The Saiga Case by the International Tribunal for the Law of the Sea or TLOS in 1999 also made clear: (i) the use of force must be avoided as far as possible; (ii) where force is unavoidable, it must not go beyond what is reasonable and necessary, and (iii ) the use of a weapon should not endanger human life.
Many countries have opposed this China’s law. The Philippine government filed a diplomatic protest describing the law as “threat of war.”
U.S. State Department spokesperson Ned Price told reporters that: “the United States joins the Philippines, Vietnam, Indonesia, Japan, and other countries in expressing concern with China’s recently enacted Coast Guard law which may escalate the tension of the ongoing territorial and maritime disputes.”
Enforcing this law would be bad foreign policy for China. Beijing will alienate neighboring countries, further pushing them closer toward China's rivals, the U.S. and Japan.
This move by China increasingly undermines the confidence of the concerned countries and makes it more difficult to reach agreement in the Code of Conduct negotiation between ASEAN and China.
International community must protest
Philippine Foreign Affairs Secretary Teodoro Locsin Jr. said China’s new law “is a verbal threat of war to any country that defies [it].”

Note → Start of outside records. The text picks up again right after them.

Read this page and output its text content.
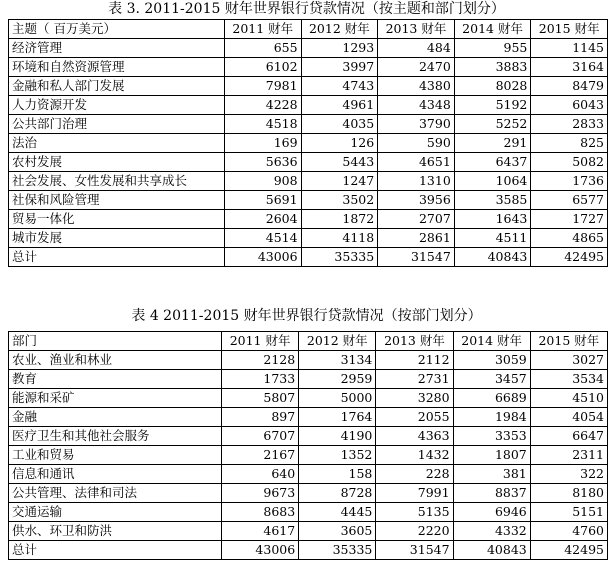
表 3. 2011-2015 财年世界银行贷款情况（按主题和部门划分）
主题（ 百万美元）	2011 财年	2012 财年	2013 财年	2014 财年	2015 财年
经济管理	655	1293	484	955	1145
环境和自然资源管理	6102	3997	2470	3883	3164
金融和私人部门发展	7981	4743	4380	8028	8479
人力资源开发	4228	4961	4348	5192	6043
公共部门治理	4518	4035	3790	5252	2833
法治	169	126	590	291	825
农村发展	5636	5443	4651	6437	5082
社会发展、女性发展和共享成长	908	1247	1310	1064	1736
社保和风险管理	5691	3502	3956	3585	6577
贸易一体化	2604	1872	2707	1643	1727
城市发展	4514	4118	2861	4511	4865
总计	43006	35335	31547	40843	42495
表 4 2011-2015 财年世界银行贷款情况（按部门划分）
部门	2011 财年	2012 财年	2013 财年	2014 财年	2015 财年
农业、渔业和林业	2128	3134	2112	3059	3027
教育	1733	2959	2731	3457	3534
能源和采矿	5807	5000	3280	6689	4510
金融	897	1764	2055	1984	4054
医疗卫生和其他社会服务	6707	4190	4363	3353	6647
工业和贸易	2167	1352	1432	1807	2311
信息和通讯	640	158	228	381	322
公共管理、法律和司法	9673	8728	7991	8837	8180
交通运输	8683	4445	5135	6946	5151
供水、环卫和防洪	4617	3605	2220	4332	4760
总计	43006	35335	31547	40843	42495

In this context, there is a need for a strong response to China's Coast Guard Law from the claimant states in the South China Sea and other countries. They should strongly protest through a note to Beijing, asserting that China's law poses many illegal threats and risks escalating tensions in the disputed area. They can call on China to amend or terminate the law. All claimant states and countries concerned with peace and stability in the South China Sea need to appeal to China. Countries should also ask China to give an exact definition of “waters under China’s jurisdiction.”
If China allows its Coast Guard ships to infringe on the waters, the sovereignty, sovereign rights and jurisdictions of ASEAN countries, then these countries could use legal measures to initiate a lawsuit in the Arbitral Tribunal under Annex VII UNCLOS to clearly assert that the Chinese Coast Guard has no right to violate international law.
The author is a visiting scholar at the Department of Political Sciences of the National Taiwan University.